Com razão a sentença (fl. 34) quando, expressamente, assim analisa os fatos:

E a toda evidência, a conduta destacada na representação não encontra enquadramento em qualquer das hipóteses destacadas na inicial e nem mesmo no comando básico - “caput” do artigo 73 da Lei n. 9.504/97, pela simples razão de que podem qualquer dos concorrentes fazer uso de manifestações de autoridades públicas, eleitas ou concursadas, o que só não pode ocorrer na hipótese de filiação a partido componente de outra coligação – única vedação efetivamente existente (art. 54, “caput”, Lei 9.504/97).

Ao cotejo dos dispositivos elencados na própria inicial da representação com os fatos examinados, tenho que bem andou a sentença em afastar a discussão de prática de conduta vedada, uma vez que não houve “cedência ou uso de bens da administração”, “de materiais ou serviços custeados pelo Estado” ou “ a realização de propaganda institucional”.

Assim, o que resta examinar é a possibilidade ou não de pessoa – detentora ou não de cargo público – manifestar-se em programa eleitoral de rádio em favor de candidato.
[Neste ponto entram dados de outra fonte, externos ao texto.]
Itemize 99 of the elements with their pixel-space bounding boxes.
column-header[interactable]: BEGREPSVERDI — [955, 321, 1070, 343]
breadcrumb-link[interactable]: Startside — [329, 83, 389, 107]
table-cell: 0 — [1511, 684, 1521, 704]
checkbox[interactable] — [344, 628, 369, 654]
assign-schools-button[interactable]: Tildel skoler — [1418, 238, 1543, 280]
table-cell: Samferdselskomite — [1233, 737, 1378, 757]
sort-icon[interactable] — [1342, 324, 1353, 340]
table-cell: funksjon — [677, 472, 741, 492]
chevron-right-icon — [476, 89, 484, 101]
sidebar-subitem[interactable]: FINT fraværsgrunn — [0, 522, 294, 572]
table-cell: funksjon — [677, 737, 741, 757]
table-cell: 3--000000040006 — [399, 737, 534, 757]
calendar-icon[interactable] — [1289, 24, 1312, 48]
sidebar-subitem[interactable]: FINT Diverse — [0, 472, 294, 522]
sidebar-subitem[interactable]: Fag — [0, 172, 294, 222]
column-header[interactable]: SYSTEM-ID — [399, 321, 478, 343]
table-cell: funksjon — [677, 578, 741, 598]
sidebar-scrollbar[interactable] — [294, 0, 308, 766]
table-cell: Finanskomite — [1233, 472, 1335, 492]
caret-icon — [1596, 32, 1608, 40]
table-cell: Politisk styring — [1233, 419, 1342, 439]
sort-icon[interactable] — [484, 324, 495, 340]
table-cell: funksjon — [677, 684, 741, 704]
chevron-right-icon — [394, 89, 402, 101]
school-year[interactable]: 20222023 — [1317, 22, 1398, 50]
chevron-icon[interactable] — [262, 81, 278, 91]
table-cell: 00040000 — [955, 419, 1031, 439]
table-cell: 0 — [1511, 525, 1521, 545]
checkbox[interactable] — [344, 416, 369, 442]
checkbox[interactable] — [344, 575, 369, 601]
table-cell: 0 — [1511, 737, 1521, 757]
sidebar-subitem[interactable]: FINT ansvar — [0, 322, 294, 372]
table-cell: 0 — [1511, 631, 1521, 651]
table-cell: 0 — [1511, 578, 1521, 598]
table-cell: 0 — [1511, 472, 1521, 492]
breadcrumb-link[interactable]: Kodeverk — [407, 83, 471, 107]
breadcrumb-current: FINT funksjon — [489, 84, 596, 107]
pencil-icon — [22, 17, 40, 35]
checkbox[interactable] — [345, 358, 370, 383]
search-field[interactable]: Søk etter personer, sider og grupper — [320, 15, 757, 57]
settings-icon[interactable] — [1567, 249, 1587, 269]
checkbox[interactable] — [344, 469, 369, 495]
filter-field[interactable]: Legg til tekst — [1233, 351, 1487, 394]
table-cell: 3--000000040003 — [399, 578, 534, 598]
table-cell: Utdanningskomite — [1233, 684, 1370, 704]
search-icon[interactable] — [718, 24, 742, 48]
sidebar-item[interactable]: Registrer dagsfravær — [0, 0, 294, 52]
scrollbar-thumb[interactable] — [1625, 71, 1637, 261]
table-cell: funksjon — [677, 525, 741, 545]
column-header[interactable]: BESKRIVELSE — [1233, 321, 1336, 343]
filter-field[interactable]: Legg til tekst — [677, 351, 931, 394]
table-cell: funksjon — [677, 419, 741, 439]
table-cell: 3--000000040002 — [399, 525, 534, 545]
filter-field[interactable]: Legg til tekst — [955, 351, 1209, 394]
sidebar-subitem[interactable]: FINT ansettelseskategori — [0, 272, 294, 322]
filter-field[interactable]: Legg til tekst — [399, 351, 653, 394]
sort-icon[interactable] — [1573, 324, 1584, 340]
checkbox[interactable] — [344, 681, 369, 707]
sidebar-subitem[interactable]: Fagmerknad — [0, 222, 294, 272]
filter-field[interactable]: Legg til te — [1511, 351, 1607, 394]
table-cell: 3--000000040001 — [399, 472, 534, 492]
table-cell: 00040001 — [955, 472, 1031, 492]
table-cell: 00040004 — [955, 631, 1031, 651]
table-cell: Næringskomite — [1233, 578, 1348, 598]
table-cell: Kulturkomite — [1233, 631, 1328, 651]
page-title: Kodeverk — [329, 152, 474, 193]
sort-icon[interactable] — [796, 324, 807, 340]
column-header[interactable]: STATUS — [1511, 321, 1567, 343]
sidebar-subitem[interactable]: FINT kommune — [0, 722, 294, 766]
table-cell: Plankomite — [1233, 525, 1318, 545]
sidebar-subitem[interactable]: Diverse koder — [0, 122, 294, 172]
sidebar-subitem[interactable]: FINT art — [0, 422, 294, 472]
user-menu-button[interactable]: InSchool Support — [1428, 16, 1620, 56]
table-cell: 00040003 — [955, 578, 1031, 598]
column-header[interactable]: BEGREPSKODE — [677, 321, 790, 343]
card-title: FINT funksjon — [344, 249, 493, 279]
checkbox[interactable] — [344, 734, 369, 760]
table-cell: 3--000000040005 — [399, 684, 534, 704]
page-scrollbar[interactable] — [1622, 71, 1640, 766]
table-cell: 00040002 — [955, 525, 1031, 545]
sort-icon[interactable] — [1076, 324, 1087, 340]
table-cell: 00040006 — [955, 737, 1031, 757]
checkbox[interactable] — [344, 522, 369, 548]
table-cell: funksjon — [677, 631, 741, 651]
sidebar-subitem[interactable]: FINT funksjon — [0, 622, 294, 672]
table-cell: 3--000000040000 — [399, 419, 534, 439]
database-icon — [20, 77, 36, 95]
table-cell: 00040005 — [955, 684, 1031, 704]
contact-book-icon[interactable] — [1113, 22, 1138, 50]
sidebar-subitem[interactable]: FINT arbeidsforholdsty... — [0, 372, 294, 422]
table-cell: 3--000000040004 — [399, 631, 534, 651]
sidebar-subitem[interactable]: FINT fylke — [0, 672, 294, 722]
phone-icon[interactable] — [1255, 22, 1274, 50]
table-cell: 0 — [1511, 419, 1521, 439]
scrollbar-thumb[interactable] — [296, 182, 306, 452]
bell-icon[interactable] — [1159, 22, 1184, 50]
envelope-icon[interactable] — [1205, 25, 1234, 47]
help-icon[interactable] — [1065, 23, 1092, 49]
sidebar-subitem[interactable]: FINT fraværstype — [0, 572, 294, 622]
A resposta é afirmativa, como já sublinhado pelo extrato antes referido da sentença: nada veda, a não ser a filiação a partido diverso, que não se consubstancia neste caso.

Desta forma, em benefício da real entrega da prestação jurisdicional e dos valores vinculados à efetividade processual, não há porque se cogitar de devolução dos autos à origem para eventual citação do agente público ou de possíveis beneficiários, uma vez que inexistentes quaisquer práticas ilícitas nos fatos examinados, e porque manifestamente improcedente a peça inicial apresentada.

Daí que, por todos esses fundamentos, há que se negar provimento ao recurso, mantendo-se integralmente a bem lançada sentença, que tem suas razões incorporadas ao presente julgado.